The couple’s children are aged 5, 7 and 9, meaning that Madeleine will need earnings of at least 19,834 kronor a month (after tax) on top of housing costs in order to fulfil this requirement. She can also fulfil this requirement by having enough savings to support the entire family for at least two years – so a mere 476,016 kronor, plus whatever their housing costs will be for the two-year period.

Let’s assume that she can cover the family’s living costs – she’s a member of the Swedish royal family, after all. 

Next, Madeleine needs to have a home “of a suitable size and standard” for the family to live in together.

The Swedish Migration Agency states that a family consisting of two adults needs to have an apartment with a minimum of one room and a kitchen or kitchenette, with more rooms necessary if the family has children.

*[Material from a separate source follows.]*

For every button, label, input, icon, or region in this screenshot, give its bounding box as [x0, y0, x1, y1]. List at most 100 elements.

Two children can share one room, it states, meaning that O’Neill and Madeleine need a room with at least three rooms, one kitchen and one bathroom for them and their three children.

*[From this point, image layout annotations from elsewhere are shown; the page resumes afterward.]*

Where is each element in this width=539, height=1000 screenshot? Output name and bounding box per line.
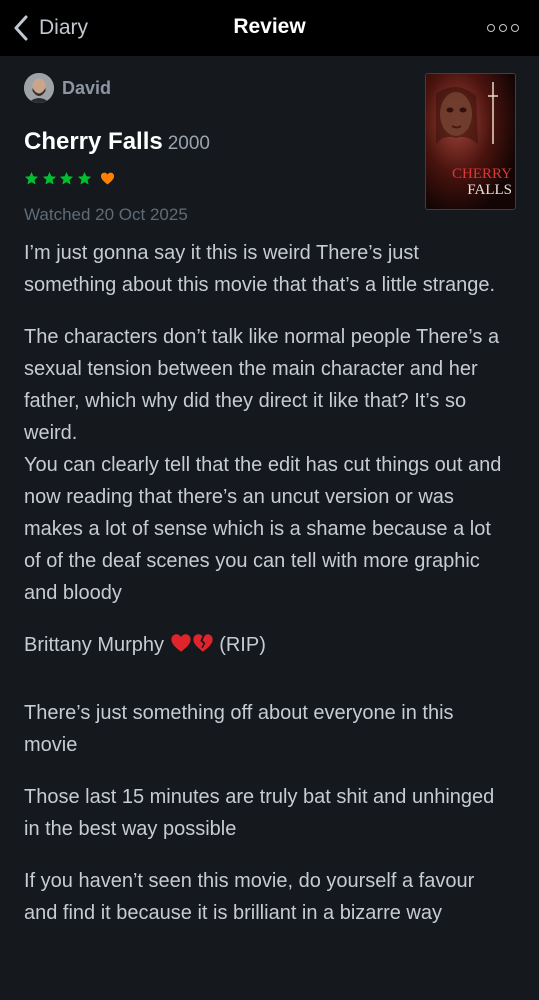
more-dot [487, 24, 495, 32]
review-body: I’m just gonna say it this is weird Ther… [24, 237, 504, 929]
more-dot [499, 24, 507, 32]
poster-title-line1: CHERRY [451, 166, 512, 182]
poster-title: CHERRY FALLS [452, 166, 512, 198]
rating [24, 168, 115, 188]
review-paragraph: Those last 15 minutes are truly bat shit… [24, 786, 495, 840]
username: David [62, 77, 112, 98]
review-paragraph: There’s just something off about everyon… [24, 702, 454, 756]
broken-heart-icon [193, 634, 213, 652]
star-icon [24, 171, 39, 184]
red-heart-icon [171, 634, 191, 652]
review-author[interactable]: David [24, 72, 111, 104]
movie-poster[interactable]: CHERRY FALLS [425, 73, 516, 210]
review-paragraph: The characters don’t talk like normal pe… [24, 326, 500, 444]
avatar-image [24, 73, 54, 103]
watched-date: Watched 20 Oct 2025 [24, 205, 188, 224]
review-text: Brittany Murphy [24, 634, 165, 656]
star-icon [77, 171, 91, 184]
review-paragraph: If you haven’t seen this movie, do yours… [24, 870, 475, 924]
review-text: (RIP) [219, 634, 266, 656]
avatar[interactable] [24, 73, 54, 103]
review-paragraph: Brittany Murphy (RIP) [24, 629, 504, 661]
more-dot [511, 24, 519, 32]
heart-icon [100, 172, 115, 184]
more-options-icon[interactable] [487, 20, 519, 36]
movie-title[interactable]: Cherry Falls [24, 128, 163, 156]
page-title: Review [233, 15, 306, 38]
poster-title-line2: FALLS [467, 182, 512, 198]
review-paragraph: You can clearly tell that the edit has c… [24, 454, 502, 604]
star-icon [59, 171, 74, 184]
movie-year[interactable]: 2000 [168, 133, 210, 155]
star-icon [42, 171, 56, 184]
movie-heading: Cherry Falls 2000 [24, 128, 210, 156]
top-bar: Diary Review [0, 0, 539, 56]
review-paragraph: I’m just gonna say it this is weird Ther… [24, 242, 496, 296]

The family’s seven-room apartment by Nybroplan in Stockholm is definitely “of a suitable size”, and after a six million kronor renovation a few years ago we can assume that the standard is up to scratch.

O’Neill will also have to provide proof of identity with a valid passport. He’s a citizen of the US and the UK, so here he can choose whichever passport he prefers.

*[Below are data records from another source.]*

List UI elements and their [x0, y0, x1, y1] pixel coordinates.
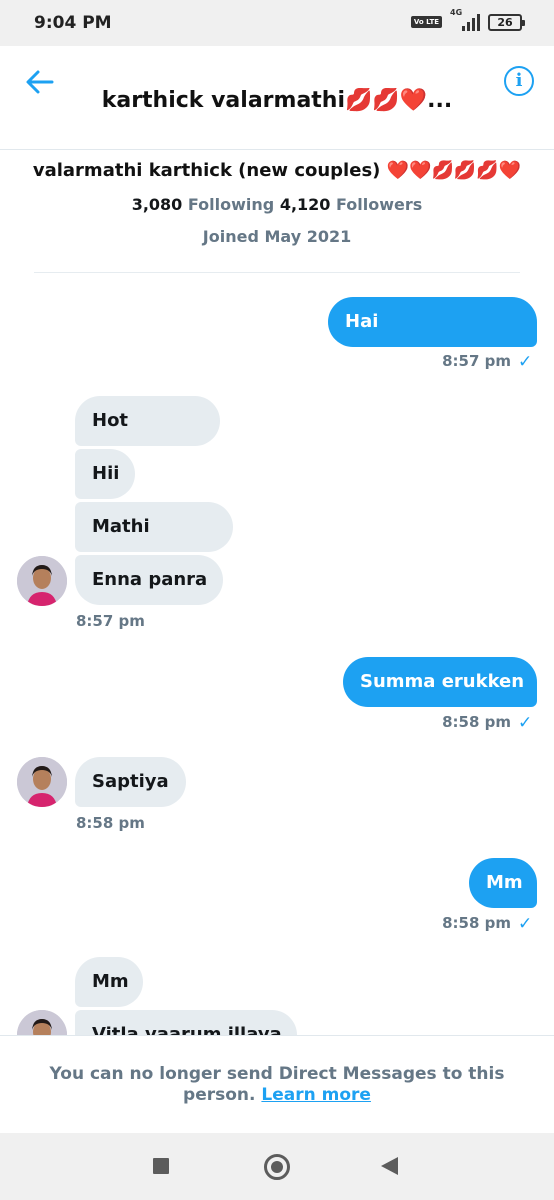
- profile-stats: 3,080 Following 4,120 Followers: [0, 195, 554, 214]
- message-bubble-received[interactable]: Hot: [75, 396, 220, 446]
- home-circle-icon[interactable]: [264, 1154, 290, 1180]
- sent-check-icon: ✓: [518, 914, 533, 934]
- message-bubble-received[interactable]: Enna panra: [75, 555, 223, 605]
- divider: [34, 272, 520, 273]
- following-label[interactable]: Following: [188, 195, 274, 214]
- joined-date: Joined May 2021: [202, 227, 352, 246]
- conversation-header: karthick valarmathi💋💋❤️... i: [0, 46, 554, 150]
- message-text: Enna panra: [92, 569, 208, 590]
- status-time: 9:04 PM: [34, 13, 112, 33]
- message-text: Saptiya: [92, 771, 169, 792]
- message-timestamp: 8:58 pm: [442, 713, 511, 731]
- sent-check-icon: ✓: [518, 713, 533, 733]
- message-text: Summa erukken: [360, 671, 525, 692]
- avatar-image: [17, 757, 67, 807]
- back-arrow-icon[interactable]: [22, 64, 58, 100]
- sent-check-icon: ✓: [518, 352, 533, 372]
- message-bubble-received[interactable]: Hii: [75, 449, 135, 499]
- avatar-image: [17, 556, 67, 606]
- message-text: Hii: [92, 463, 120, 484]
- message-timestamp: 8:57 pm: [442, 352, 511, 370]
- notice-text: You can no longer send Direct Messages t…: [49, 1064, 505, 1105]
- battery-icon: 26: [488, 13, 525, 31]
- recents-square-icon[interactable]: [153, 1158, 169, 1174]
- message-timestamp: 8:57 pm: [76, 612, 145, 630]
- signal-icon: 4G: [450, 8, 480, 32]
- learn-more-link[interactable]: Learn more: [261, 1085, 371, 1105]
- info-icon[interactable]: i: [504, 66, 534, 96]
- volte-icon: Vo LTE: [410, 16, 442, 28]
- conversation-title[interactable]: karthick valarmathi💋💋❤️...: [70, 88, 484, 113]
- following-count[interactable]: 3,080: [132, 195, 183, 214]
- back-triangle-icon[interactable]: [381, 1157, 398, 1175]
- network-type: 4G: [450, 8, 463, 17]
- message-text: Mathi: [92, 516, 150, 537]
- message-timestamp: 8:58 pm: [442, 914, 511, 932]
- message-bubble-sent[interactable]: Summa erukken: [343, 657, 537, 707]
- status-icons: Vo LTE 4G 26: [410, 8, 525, 32]
- message-bubble-received[interactable]: Saptiya: [75, 757, 186, 807]
- profile-name[interactable]: valarmathi karthick (new couples) ❤️❤️💋💋…: [0, 160, 554, 181]
- avatar[interactable]: [17, 757, 67, 807]
- profile-summary: valarmathi karthick (new couples) ❤️❤️💋💋…: [0, 160, 554, 246]
- message-timestamp: 8:58 pm: [76, 814, 145, 832]
- status-bar: 9:04 PM Vo LTE 4G 26: [0, 0, 554, 46]
- message-text: Hai: [345, 311, 379, 332]
- message-bubble-sent[interactable]: Hai: [328, 297, 537, 347]
- followers-count[interactable]: 4,120: [280, 195, 331, 214]
- avatar[interactable]: [17, 556, 67, 606]
- dm-disabled-notice: You can no longer send Direct Messages t…: [0, 1035, 554, 1133]
- arrow-left-icon: [26, 70, 54, 94]
- message-text: Mm: [92, 971, 129, 992]
- message-bubble-received[interactable]: Mathi: [75, 502, 233, 552]
- message-text: Hot: [92, 410, 129, 431]
- message-bubble-received[interactable]: Mm: [75, 957, 143, 1007]
- message-text: Mm: [486, 872, 523, 893]
- followers-label[interactable]: Followers: [336, 195, 422, 214]
- message-bubble-sent[interactable]: Mm: [469, 858, 537, 908]
- system-nav-bar: [0, 1133, 554, 1200]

Great, so Madeleine and Chris O’Neill easily fulfil the requirements. 

What are the next steps? 

Firstly, as Madeleine is a Swedish citizen planning on moving to Sweden with a family member who does not hold EU citizenship, the couple will need to prove that they are planning on moving to Sweden “within the near future”. They can do this by providing a housing contract or a job offer, or presumably a press statement from the Swedish royal family stating their plans to move over in August.

O’Neill can’t move to Sweden until his application has been processed, but he is allowed to visit Sweden for up to 90 days at a time, and, as a citizen of a visa-free country, he doesn’t need a visa to do so.

He may also need to visit a Swedish embassy abroad in order to undertake an interview before his application can be processed.

With the family planning on enrolling their children in Swedish schools this autumn, it looks like Chris and Madeleine – like many couples consisting of a Swede and a non-EU citizen – will have to live apart, with Chris separated from his children for months at a time.

In that time, he won’t be eligible for a Swedish personal number, Swedish healthcare, or any other benefits such as sick leave or VAB.

He’ll also have trouble getting BankID or opening a Swedish bank account (unless he already has one from last time they lived in Sweden), and may struggle to get a gym membership, phone contract, or even a membership card at the local ICA (do husbands of princesses do their own food shopping?)

As a British citizen applying for a residence permit for the first time to move to someone in Sweden for the first time who he has been living together with outside Sweden for at least two years, O’Neill can expect to wait around 15 months. Now, that figure isn’t a guide – technically, only 75 percent of recently closed cases matching those criteria were concluded within 15 months – so he could have a much longer or much shorter wait before he’s reunited with his family.

You may be thinking ‘but he’s a successful businessman, can’t he just apply as a self-employed person’? Well, yes, if he wants, but then he’ll be waiting even longer – 75 percent of recently closed cases for permits as a self-employed person got an answer within 29 months.